The 18 lakes chosen for the project range from blanket bog through coastal farmland to a shoreline scalloped with gleaming white beaches. They represent the wide variation of bedrock and chemistry, from acid peatland to lime-rich shores, and of the powerful impact of the western ocean winds.

The lake plants have their celebrities, such as rafts of pipewort, bright spires of lobelia and the underwater fronds of slender naiad. But all are adapted to growing in water – often crystal clear and poor in nourishment and to a very tight budget of phosphorus, the element of their energy.

Phosphorus is scarce in nature, often leached out of rock, and plants use it in microgrammes per litre. But the spreading of artificial fertilisers supplies it in dozens of kilos per hectare, feeding plants that outcompete and expel the locally native vegetation. In conservation areas of the Netherlands, the topsoil of phosphate-soaked farm fields is actually being removed, at huge cost.

At lakes in the coastal zone, changes in land use have meant that some plots have almost completely lost their original mix of plants

Under the heading The Phosphorylation of Connemara, Dr van Groenendael traces the first signs of change in lakes and wetlands in farmland where decades of fertilisers have succeeded the former reliance on seaweed. “Reeds and razor-sharp Great Fen sedge,” he writes,”are taking over in the fens and quaking mires of the coastal lakes and extensive algal mats are developing in more nutrient-poor lakes inland . . .”

Over the 35 years of close monitoring the same 350 lake and wetland plots, his team recorded hundreds of plant and moss species. A drop of 31 plant species by 2010 was the balance between 62 that could not be found again and 31 new ones. The changes over much of the blanket bog have been very slight. But at lakes in the coastal zone, changes in land use have meant that some plots have almost completely lost their original mix of plants.

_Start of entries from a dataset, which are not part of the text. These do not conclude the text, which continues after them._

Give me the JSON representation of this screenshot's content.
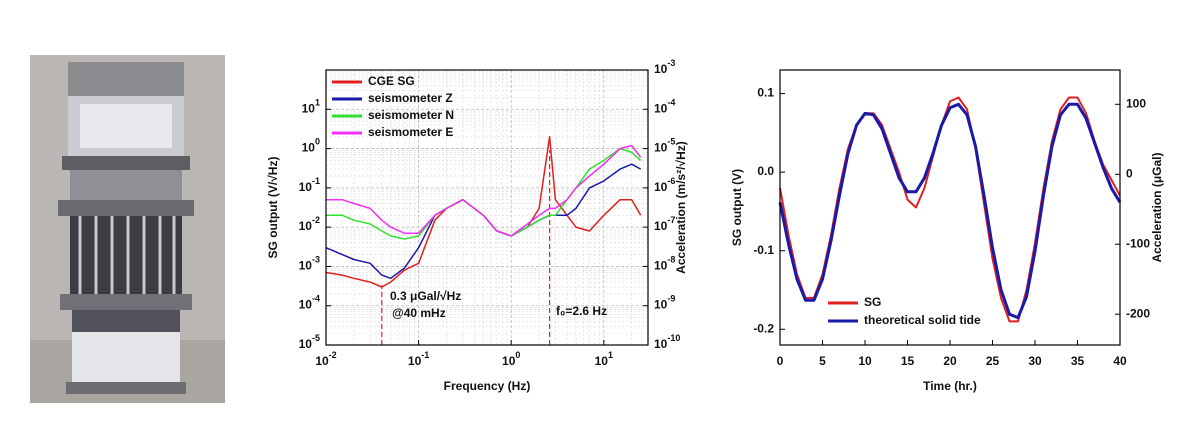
{
  "chart_data": [
    {
      "type": "line",
      "xlabel": "Frequency (Hz)",
      "ylabel": "SG output (V/√Hz)",
      "y2label": "Acceleration (m/s²/√Hz)",
      "xscale": "log",
      "yscale": "log",
      "y2scale": "log",
      "xlim": [
        0.01,
        30
      ],
      "ylim": [
        1e-05,
        100
      ],
      "y2lim": [
        1e-10,
        0.001
      ],
      "xticks": [
        {
          "value": 0.01,
          "label": "10",
          "exponent": "-2"
        },
        {
          "value": 0.1,
          "label": "10",
          "exponent": "-1"
        },
        {
          "value": 1,
          "label": "10",
          "exponent": "0"
        },
        {
          "value": 10,
          "label": "10",
          "exponent": "1"
        }
      ],
      "yticks": [
        {
          "value": 1e-05,
          "label": "10",
          "exponent": "-5"
        },
        {
          "value": 0.0001,
          "label": "10",
          "exponent": "-4"
        },
        {
          "value": 0.001,
          "label": "10",
          "exponent": "-3"
        },
        {
          "value": 0.01,
          "label": "10",
          "exponent": "-2"
        },
        {
          "value": 0.1,
          "label": "10",
          "exponent": "-1"
        },
        {
          "value": 1,
          "label": "10",
          "exponent": "0"
        },
        {
          "value": 10,
          "label": "10",
          "exponent": "1"
        }
      ],
      "y2ticks": [
        {
          "value": 1e-10,
          "label": "10",
          "exponent": "-10"
        },
        {
          "value": 1e-09,
          "label": "10",
          "exponent": "-9"
        },
        {
          "value": 1e-08,
          "label": "10",
          "exponent": "-8"
        },
        {
          "value": 1e-07,
          "label": "10",
          "exponent": "-7"
        },
        {
          "value": 1e-06,
          "label": "10",
          "exponent": "-6"
        },
        {
          "value": 1e-05,
          "label": "10",
          "exponent": "-5"
        },
        {
          "value": 0.0001,
          "label": "10",
          "exponent": "-4"
        },
        {
          "value": 0.001,
          "label": "10",
          "exponent": "-3"
        }
      ],
      "grid": true,
      "legend": "upper left",
      "x": [
        0.01,
        0.015,
        0.02,
        0.03,
        0.04,
        0.05,
        0.07,
        0.1,
        0.15,
        0.2,
        0.3,
        0.5,
        0.7,
        1,
        1.5,
        2,
        2.6,
        3,
        4,
        5,
        7,
        10,
        15,
        20,
        25
      ],
      "series": [
        {
          "name": "CGE SG",
          "color": "#e02020",
          "values": [
            0.0007,
            0.0006,
            0.0005,
            0.0004,
            0.0003,
            0.0004,
            0.0008,
            0.0012,
            0.015,
            0.03,
            0.05,
            0.02,
            0.008,
            0.006,
            0.01,
            0.03,
            2,
            0.05,
            0.02,
            0.01,
            0.008,
            0.02,
            0.05,
            0.05,
            0.02
          ]
        },
        {
          "name": "seismometer Z",
          "color": "#1a1aa8",
          "values": [
            0.003,
            0.002,
            0.0015,
            0.0012,
            0.0006,
            0.0005,
            0.0009,
            0.003,
            0.02,
            0.03,
            0.05,
            0.02,
            0.008,
            0.006,
            0.01,
            0.015,
            0.02,
            0.02,
            0.02,
            0.03,
            0.1,
            0.15,
            0.3,
            0.4,
            0.3
          ]
        },
        {
          "name": "seismometer N",
          "color": "#30e030",
          "values": [
            0.02,
            0.02,
            0.015,
            0.012,
            0.008,
            0.006,
            0.005,
            0.006,
            0.02,
            0.03,
            0.05,
            0.02,
            0.008,
            0.006,
            0.01,
            0.015,
            0.02,
            0.02,
            0.05,
            0.1,
            0.3,
            0.5,
            1,
            0.8,
            0.5
          ]
        },
        {
          "name": "seismometer E",
          "color": "#f030f0",
          "values": [
            0.05,
            0.05,
            0.04,
            0.03,
            0.015,
            0.01,
            0.007,
            0.007,
            0.02,
            0.03,
            0.05,
            0.02,
            0.008,
            0.006,
            0.012,
            0.02,
            0.03,
            0.03,
            0.05,
            0.1,
            0.2,
            0.4,
            1,
            1.2,
            0.6
          ]
        }
      ],
      "reference_lines": [
        0.04,
        2.6
      ],
      "annotations": [
        "0.3 μGal/√Hz",
        "@40 mHz",
        "f₀=2.6 Hz"
      ]
    },
    {
      "type": "line",
      "xlabel": "Time (hr.)",
      "ylabel": "SG output (V)",
      "y2label": "Acceleration (μGal)",
      "xlim": [
        0,
        40
      ],
      "ylim": [
        -0.22,
        0.13
      ],
      "y2lim": [
        -244,
        149
      ],
      "xticks": [
        0,
        5,
        10,
        15,
        20,
        25,
        30,
        35,
        40
      ],
      "yticks": [
        -0.2,
        -0.1,
        {
          "value": 0,
          "label": "0.0"
        },
        0.1
      ],
      "y2ticks": [
        -200,
        -100,
        0,
        100
      ],
      "grid": false,
      "legend": "lower left",
      "x": [
        0,
        1,
        2,
        3,
        4,
        5,
        6,
        7,
        8,
        9,
        10,
        11,
        12,
        13,
        14,
        15,
        16,
        17,
        18,
        19,
        20,
        21,
        22,
        23,
        24,
        25,
        26,
        27,
        28,
        29,
        30,
        31,
        32,
        33,
        34,
        35,
        36,
        37,
        38,
        39,
        40
      ],
      "series": [
        {
          "name": "SG",
          "color": "#e02020",
          "values": [
            -0.02,
            -0.08,
            -0.13,
            -0.16,
            -0.16,
            -0.13,
            -0.08,
            -0.02,
            0.03,
            0.06,
            0.075,
            0.075,
            0.06,
            0.03,
            0.0,
            -0.035,
            -0.045,
            -0.02,
            0.02,
            0.06,
            0.09,
            0.095,
            0.08,
            0.03,
            -0.04,
            -0.11,
            -0.16,
            -0.19,
            -0.19,
            -0.15,
            -0.09,
            -0.02,
            0.04,
            0.08,
            0.095,
            0.095,
            0.075,
            0.04,
            0.01,
            -0.01,
            -0.03
          ]
        },
        {
          "name": "theoretical solid tide",
          "color": "#1a1aa8",
          "axis": "y2",
          "values": [
            -40,
            -100,
            -150,
            -180,
            -180,
            -150,
            -95,
            -30,
            30,
            70,
            87,
            85,
            65,
            30,
            -5,
            -25,
            -25,
            -5,
            30,
            70,
            95,
            100,
            85,
            40,
            -30,
            -105,
            -165,
            -200,
            -205,
            -175,
            -110,
            -30,
            40,
            85,
            100,
            100,
            80,
            45,
            10,
            -20,
            -40
          ]
        }
      ]
    }
  ]
}
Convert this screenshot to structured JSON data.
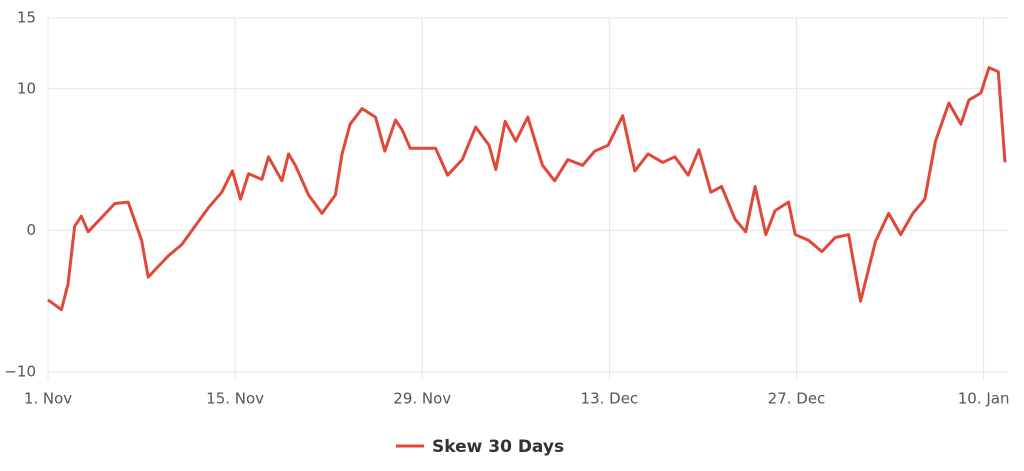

One of these is Lough Namanawaun, west of Roundstone, in an area of intensifying farming. Its condition moved Madeleine van Ramsfeld to end a poem: “Danger for this precious gem/ lies in spoils of human waste/ cows make havoc at its water edge/ Connemara’s disgrace.”

Nearly all the lakes in the survey fall within special areas of conservation designated by the National Parks & Wildlife Service. No ownership is registered for many of them and no management plans exist.

Dr van Groenendael offers an idea that might help pay to conserve the landscape’s biodiversity and beauty. Would the people who buy or build houses in Connemara not be prepared to invest in the protection of their environmental assets?